My head is not in the game this quarter. I don’t know if it’s depression, worsening fatigue, stress, or a case of the community college woes, but I can’t quite get caught up.
I’ve mentioned to some that the first few weeks of the summer class quarter I had forgotten to take a couple tests, forgot a lot of homework, and struggled to get just a moderate amount of homework done. All because I just can’t focus. It’s getting incredibly frustrating, because my stress regarding school is affecting how much time I make for myself at home. It’s affecting my organizing and planning, heaven forbid. It’s affecting my eating too, but I don’t even want to talk about that.
The intentions are healthy enough. I know I have to get this much homework before this time before class and work. Okay. But do I get it done? Not recently. I try. I sit down and I open my textbooks and I try but one paragraph into the information and my brain is gone. Silly brain. Studying time isn’t for dosing off time.
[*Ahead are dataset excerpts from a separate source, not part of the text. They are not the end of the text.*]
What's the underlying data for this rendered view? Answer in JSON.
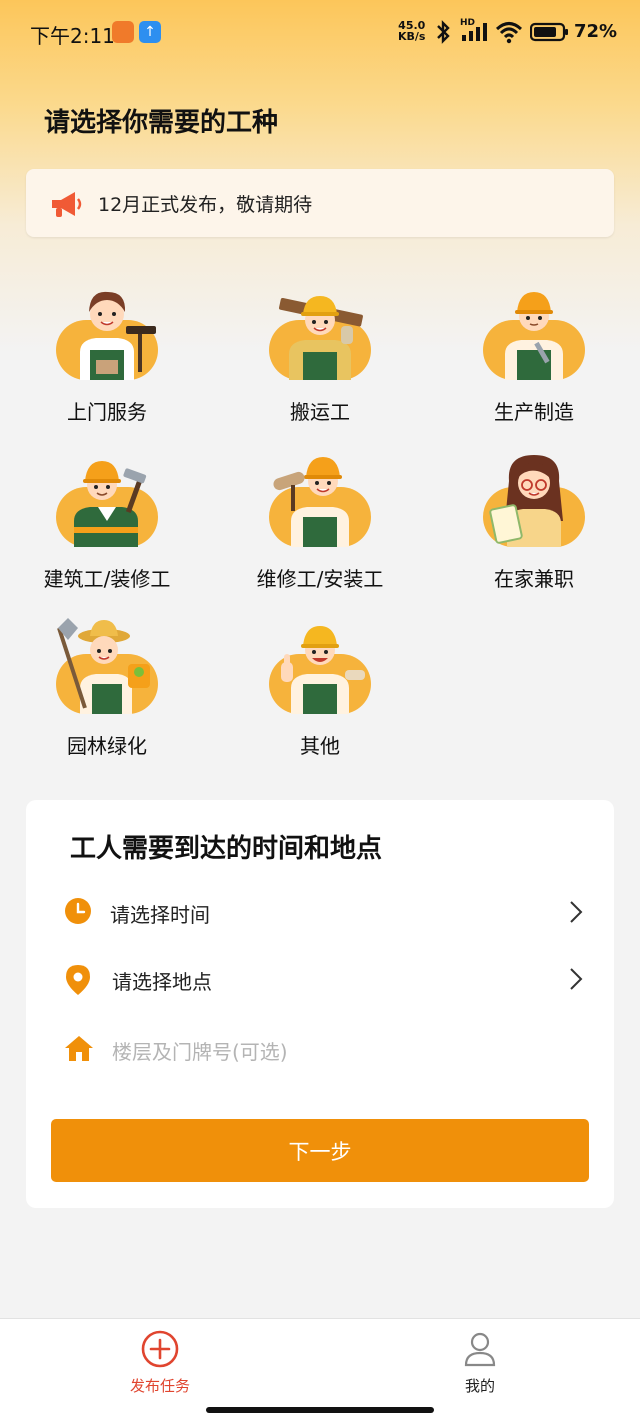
{
  "status_bar": {
    "time": "下午2:11",
    "net_speed_value": "45.0",
    "net_speed_unit": "KB/s",
    "signal_label": "HD",
    "battery": "72%"
  },
  "header": {
    "title": "请选择你需要的工种"
  },
  "notice": {
    "icon": "megaphone-icon",
    "text": "12月正式发布，敬请期待"
  },
  "categories": [
    {
      "label": "上门服务"
    },
    {
      "label": "搬运工"
    },
    {
      "label": "生产制造"
    },
    {
      "label": "建筑工/装修工"
    },
    {
      "label": "维修工/安装工"
    },
    {
      "label": "在家兼职"
    },
    {
      "label": "园林绿化"
    },
    {
      "label": "其他"
    }
  ],
  "schedule": {
    "title": "工人需要到达的时间和地点",
    "time_label": "请选择时间",
    "location_label": "请选择地点",
    "room_placeholder": "楼层及门牌号(可选)",
    "next_button": "下一步"
  },
  "tabs": {
    "publish": "发布任务",
    "mine": "我的"
  },
  "colors": {
    "accent": "#f0900a",
    "active_tab": "#e0452f",
    "header_gradient_top": "#fcc65a"
  }
}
Being stressed has messed with my personal goals like journaling, practicing the German language, and working out. It’s difficult to give myself time to do the things I like when I haven’t been getting my school work done in time. Plus, I don’t know if you’ve noticed, but my blogging habits have suffered as well.
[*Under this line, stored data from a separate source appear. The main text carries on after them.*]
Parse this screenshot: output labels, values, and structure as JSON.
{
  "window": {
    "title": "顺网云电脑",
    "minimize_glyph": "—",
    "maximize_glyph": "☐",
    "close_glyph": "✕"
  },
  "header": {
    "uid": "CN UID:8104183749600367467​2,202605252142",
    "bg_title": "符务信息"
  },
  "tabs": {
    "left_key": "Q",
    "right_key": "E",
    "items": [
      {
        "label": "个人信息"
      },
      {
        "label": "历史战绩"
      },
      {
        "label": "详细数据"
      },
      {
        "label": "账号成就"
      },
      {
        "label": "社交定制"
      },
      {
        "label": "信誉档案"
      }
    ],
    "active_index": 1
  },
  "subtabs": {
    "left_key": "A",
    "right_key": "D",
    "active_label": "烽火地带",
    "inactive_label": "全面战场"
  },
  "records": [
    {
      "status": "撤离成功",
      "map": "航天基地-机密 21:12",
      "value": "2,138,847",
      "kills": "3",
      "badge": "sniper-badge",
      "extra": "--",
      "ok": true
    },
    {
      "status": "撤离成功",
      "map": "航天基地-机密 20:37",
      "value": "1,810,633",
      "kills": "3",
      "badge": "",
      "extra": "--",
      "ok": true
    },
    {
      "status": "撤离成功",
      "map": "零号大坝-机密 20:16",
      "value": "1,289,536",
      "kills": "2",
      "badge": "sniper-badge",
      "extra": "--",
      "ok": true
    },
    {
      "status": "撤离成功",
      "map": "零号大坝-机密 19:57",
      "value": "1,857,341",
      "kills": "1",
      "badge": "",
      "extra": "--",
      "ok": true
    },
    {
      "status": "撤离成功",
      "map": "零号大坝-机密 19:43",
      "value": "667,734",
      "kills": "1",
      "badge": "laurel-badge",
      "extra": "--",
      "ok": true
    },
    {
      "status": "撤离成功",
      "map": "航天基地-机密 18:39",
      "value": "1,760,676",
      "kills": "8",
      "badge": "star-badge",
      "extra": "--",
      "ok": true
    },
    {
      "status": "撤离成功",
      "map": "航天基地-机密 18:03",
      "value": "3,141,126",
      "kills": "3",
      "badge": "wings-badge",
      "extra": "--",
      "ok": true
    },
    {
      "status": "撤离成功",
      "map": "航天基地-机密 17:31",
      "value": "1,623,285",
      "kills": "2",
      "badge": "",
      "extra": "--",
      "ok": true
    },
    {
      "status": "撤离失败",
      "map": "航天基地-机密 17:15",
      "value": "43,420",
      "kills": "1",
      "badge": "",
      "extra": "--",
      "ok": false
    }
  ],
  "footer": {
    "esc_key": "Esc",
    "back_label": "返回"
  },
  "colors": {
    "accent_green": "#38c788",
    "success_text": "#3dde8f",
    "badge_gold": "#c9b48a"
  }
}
It’s probably best not to even get started on my work ethic right now. Every time I walk into that restaurant I just want to leave again. No amount of budget failure is making me want to stay and make more money. It’s practically pathetic.
Moral of the story is my brain is in a funk and I don’t know what to do about it. Hopefully just trying to be patient with it will help, because there’s no way I’m skipping a school quarter and I can’t very well quit my job so what else am I supposed to do?